By Patricia Conlin | Monday October 17, 2017
Setting expectations is one of the basic fundamentals of managing any relationship, yet many of us fail to execute this properly. Setting expectations up front with candidates, hiring managers and our own team can help bring more success to us as recruiters. But it first requires planning and strong communication skills. People need to clearly see your vision and to get clients and candidates on the same page, you must communicate your expectations clearly, in a way they can be heard. Sometimes multiple times to make sure they are understood and accepted.
Setting expectations for projects and performance is also about setting clear boundaries. Your direction might come from your boss, your customers, your own vision for the future, or even from the collective goals of your team. However it comes about, it needs to be clearly articulated and spoken about often. It ensures you are all on the same page in terms of what needs to be accomplished. Setting clear boundaries requires defining what is within the scope of work and what is not, what appropriate behavior is and what is not, and what productive work is and what is not.
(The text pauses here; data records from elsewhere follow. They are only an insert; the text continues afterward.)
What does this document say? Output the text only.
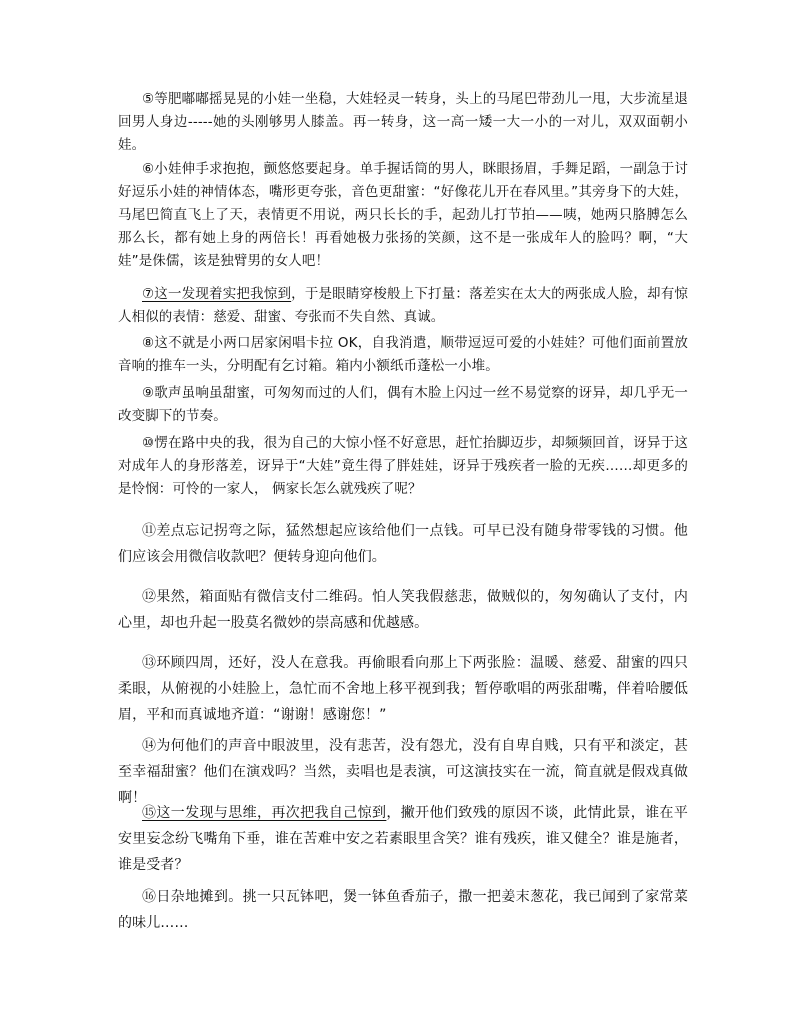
⑤等肥嘟嘟摇晃晃的小娃一坐稳，大娃轻灵一转身，头上的马尾巴带劲儿一甩，大步流星退回男人身边-----她的头刚够男人膝盖。再一转身，这一高一矮一大一小的一对儿，双双面朝小娃。

⑥小娃伸手求抱抱，颤悠悠要起身。单手握话筒的男人，眯眼扬眉，手舞足蹈，一副急于讨好逗乐小娃的神情体态，嘴形更夸张，音色更甜蜜：“好像花儿开在春风里。”其旁身下的大娃，马尾巴简直飞上了天，表情更不用说，两只长长的手，起劲儿打节拍——咦，她两只胳膊怎么那么长，都有她上身的两倍长！再看她极力张扬的笑颜，这不是一张成年人的脸吗？啊，“大娃”是侏儒，该是独臂男的女人吧！

⑦这一发现着实把我惊到，于是眼睛穿梭般上下打量：落差实在太大的两张成人脸，却有惊人相似的表情：慈爱、甜蜜、夸张而不失自然、真诚。

⑧这不就是小两口居家闲唱卡拉 OK，自我消遣，顺带逗逗可爱的小娃娃？可他们面前置放音响的推车一头，分明配有乞讨箱。箱内小额纸币蓬松一小堆。

⑨歌声虽响虽甜蜜，可匆匆而过的人们，偶有木脸上闪过一丝不易觉察的讶异，却几乎无一改变脚下的节奏。

⑩愣在路中央的我，很为自己的大惊小怪不好意思，赶忙抬脚迈步，却频频回首，讶异于这对成年人的身形落差，讶异于“大娃”竟生得了胖娃娃，讶异于残疾者一脸的无疾……却更多的是怜悯：可怜的一家人， 俩家长怎么就残疾了呢？

⑪差点忘记拐弯之际，猛然想起应该给他们一点钱。可早已没有随身带零钱的习惯。他们应该会用微信收款吧？便转身迎向他们。

⑫果然，箱面贴有微信支付二维码。怕人笑我假慈悲，做贼似的，匆匆确认了支付，内心里，却也升起一股莫名微妙的崇高感和优越感。

⑬环顾四周，还好，没人在意我。再偷眼看向那上下两张脸：温暖、慈爱、甜蜜的四只柔眼，从俯视的小娃脸上，急忙而不舍地上移平视到我；暂停歌唱的两张甜嘴，伴着哈腰低眉，平和而真诚地齐道：“谢谢！感谢您！”

⑭为何他们的声音中眼波里，没有悲苦，没有怨尤，没有自卑自贱，只有平和淡定，甚至幸福甜蜜？他们在演戏吗？当然，卖唱也是表演，可这演技实在一流，简直就是假戏真做啊！

⑮这一发现与思维，再次把我自己惊到，撇开他们致残的原因不谈，此情此景，谁在平安里妄念纷飞嘴角下垂，谁在苦难中安之若素眼里含笑？谁有残疾，谁又健全？谁是施者，谁是受者？

⑯日杂地摊到。挑一只瓦钵吧，煲一钵鱼香茄子，撒一把姜末葱花，我已闻到了家常菜的味儿……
When people have guidelines within which to operate, they are actually more empowered to act, take initiative, and innovate. To set expectations, it is best to involve the other party. A conversation that includes two-way feedback is one of the best ways to ensure continued improvement and better performance outcomes. Additionally, an honest conversation where you seek and accept feedback without defensiveness or excuses builds trust and your relationship with your team.
There are two sides of expectations — what we expect from others and what we expect from ourselves. And how we manage those expectations is critical to how we view our experiences and pursue our goals. Another important factor in managing expectations is knowledge. Whenever possible, do research and write down what you hear and refer back to it, because in many situations, we only listen selectively. With on-going written feedback, managing expectations becomes easier for both sides.
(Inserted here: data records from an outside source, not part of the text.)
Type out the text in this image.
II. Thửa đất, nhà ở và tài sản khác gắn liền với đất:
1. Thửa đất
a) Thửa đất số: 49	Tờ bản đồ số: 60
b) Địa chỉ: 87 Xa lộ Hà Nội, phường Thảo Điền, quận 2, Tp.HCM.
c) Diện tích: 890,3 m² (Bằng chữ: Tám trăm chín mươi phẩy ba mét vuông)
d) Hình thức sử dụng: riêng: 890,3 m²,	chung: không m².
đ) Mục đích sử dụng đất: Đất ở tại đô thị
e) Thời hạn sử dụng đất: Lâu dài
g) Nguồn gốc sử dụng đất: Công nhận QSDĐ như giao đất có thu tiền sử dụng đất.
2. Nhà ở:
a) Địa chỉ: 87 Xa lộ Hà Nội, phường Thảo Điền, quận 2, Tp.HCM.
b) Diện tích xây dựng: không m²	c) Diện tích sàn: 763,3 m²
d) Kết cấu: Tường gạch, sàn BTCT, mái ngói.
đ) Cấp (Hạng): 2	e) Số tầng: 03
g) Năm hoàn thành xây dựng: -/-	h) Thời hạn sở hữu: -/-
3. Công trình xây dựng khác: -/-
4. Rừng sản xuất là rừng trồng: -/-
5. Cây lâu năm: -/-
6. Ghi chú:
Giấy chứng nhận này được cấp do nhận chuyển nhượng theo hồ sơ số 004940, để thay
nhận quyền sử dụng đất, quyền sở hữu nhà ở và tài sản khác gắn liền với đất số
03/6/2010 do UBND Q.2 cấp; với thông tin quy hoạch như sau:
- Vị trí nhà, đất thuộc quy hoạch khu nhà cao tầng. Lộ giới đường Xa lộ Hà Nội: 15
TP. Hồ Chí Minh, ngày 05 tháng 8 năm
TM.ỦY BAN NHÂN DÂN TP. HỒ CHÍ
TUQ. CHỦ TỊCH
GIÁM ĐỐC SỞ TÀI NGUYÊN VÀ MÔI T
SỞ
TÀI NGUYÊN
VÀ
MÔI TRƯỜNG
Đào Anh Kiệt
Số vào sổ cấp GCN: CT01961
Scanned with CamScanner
When we don’t hit our expectations, our brain often sends out a message of danger or threat. Some studies suggest that the cliché “hope for the best but expect the worst” has a lot of truth. But not always. The takeaway message, is to be adaptive. Understanding what is in your control and what is not is crucial in managing expectations and success. As a recruiter, you may know it is tough to find a certain types of talent for your clients and the process can sometimes feel impossible. You can have unreasonable expectations at two extremes: an expectation of finding a star candidate quickly or an assumption that you will never find the person for the job order no matter how hard you work. The better way to work with expectations is to do what you can to produce the best outcome and adjust expectations as you go along. For example, ask for a retainer up front so your time is covered financially and then give the project a set period of time before deciding how to move forward or if you need another financial investment from the client.
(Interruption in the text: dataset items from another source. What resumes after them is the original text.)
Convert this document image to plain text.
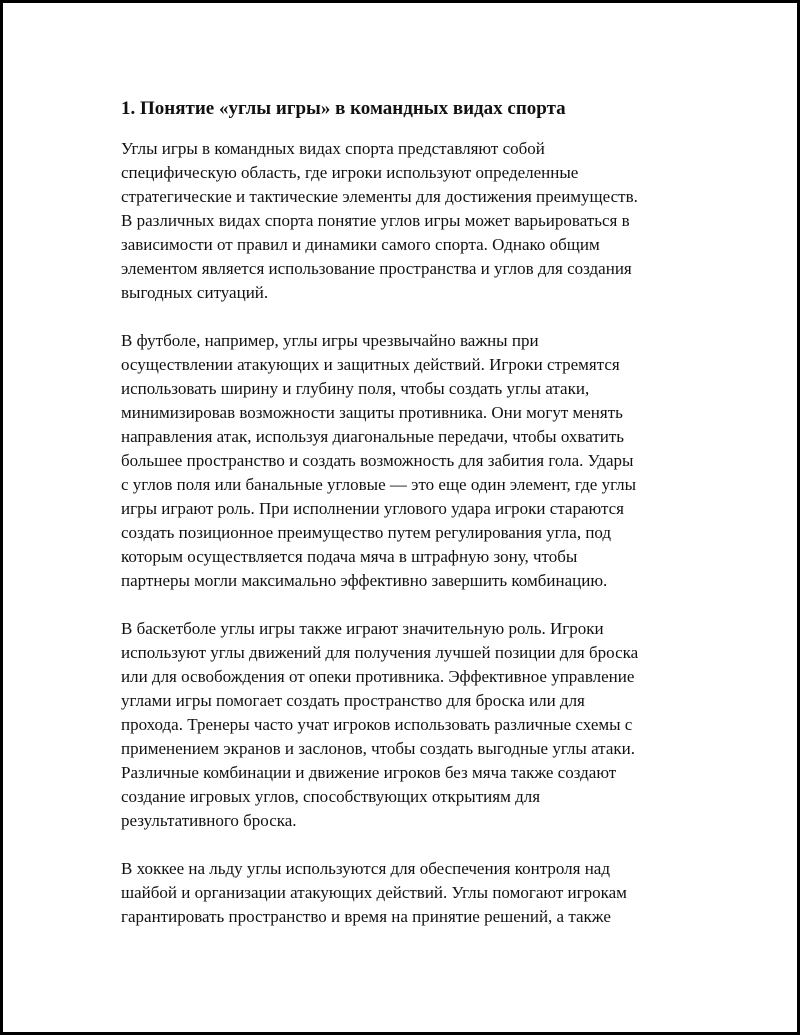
1. Понятие «углы игры» в командных видах спорта

Углы игры в командных видах спорта представляют собой
специфическую область, где игроки используют определенные
стратегические и тактические элементы для достижения преимуществ.
В различных видах спорта понятие углов игры может варьироваться в
зависимости от правил и динамики самого спорта. Однако общим
элементом является использование пространства и углов для создания
выгодных ситуаций.

В футболе, например, углы игры чрезвычайно важны при
осуществлении атакующих и защитных действий. Игроки стремятся
использовать ширину и глубину поля, чтобы создать углы атаки,
минимизировав возможности защиты противника. Они могут менять
направления атак, используя диагональные передачи, чтобы охватить
большее пространство и создать возможность для забития гола. Удары
с углов поля или банальные угловые — это еще один элемент, где углы
игры играют роль. При исполнении углового удара игроки стараются
создать позиционное преимущество путем регулирования угла, под
которым осуществляется подача мяча в штрафную зону, чтобы
партнеры могли максимально эффективно завершить комбинацию.

В баскетболе углы игры также играют значительную роль. Игроки
используют углы движений для получения лучшей позиции для броска
или для освобождения от опеки противника. Эффективное управление
углами игры помогает создать пространство для броска или для
прохода. Тренеры часто учат игроков использовать различные схемы с
применением экранов и заслонов, чтобы создать выгодные углы атаки.
Различные комбинации и движение игроков без мяча также создают
создание игровых углов, способствующих открытиям для
результативного броска.

В хоккее на льду углы используются для обеспечения контроля над
шайбой и организации атакующих действий. Углы помогают игрокам
гарантировать пространство и время на принятие решений, а также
There are some people who believe we should set low expectations for ourselves and others to be pleasantly surprized and others who claim setting high expectations is best to help with personal growth. There is no template for managing expectations. It seems as if it is best to have low expectations of things out of our control, realistic expectations of things we can control to some degree and high expectations of ourselves. The key is having flexibility in our expectations and being willing to change track without self-blame that has been shown to increase well-being.
The lack of clearly understood expectation is the source of much conflict in relationships, the cause of most conflicts, and the beginning of poor organizational performance. As leaders, we must strive to build clear expectations throughout our organizations, and it must start with us. Below are 8 truths and tips to help set clear expectations for yourself, your clients, candidates and your team for more success:
Be clear as to what your desired outcomes are for all involved. It is pretty difficult to build mutually clear expectations with others if you don’t know exactly what they are yourself. If you can’t clearly articulate them verbally or on paper, you aren’t ready for this conversation yet.
Know where you need expectations. Think about where there is uncertainty, vague boundaries, unclear performance expectations or deliverables and target them first. Create a checklist – do you have expectations in each of key area for your recruitment practice, and are they clear to you?
Understand why. Having clear expectations is good, giving others the vision and value proposition will make them clearer and easier to follow. This is about justification to others. It is about helping people understand the bigger picture and commit more easily.
Meet and discuss. Once you have the first three steps completed, sit down with the other person to discuss your expectations.
Make it mutual. As a leader you have expectations of others that they need to know (and not have to guess) so they can succeed. They have expectations of you that you need to know as well. The conversation about expectations needs to be a true conversation – so that both of you understand each other’s expectations and so that you can more towards agreement.
Write them down. We aren’t talking a legal document here, but we all know that things written down allow for greater clarity, and without things being written down we must rely on memory. If you want clearly defined, mutually understood expectations, they must be written down.
Get agreement and commitment. Once you have them written, both parties need to read them to make sure they are understood and agreed to. Then both parties must commit to each other that they agree with them, and will live with them in the future.
And, perhaps the most important thing about expectations is that we should always expect the unexpected.
“Let us be about setting high standards for life, love, creativity, and wisdom. If our expectations in these areas are low, we are not likely to experience wellness. Setting high standards makes every day and every decade worth looking forward to.”
“The greater danger for most of us lies not in setting our aim too high and falling short; but in setting our aim too low, and achieving our mark.”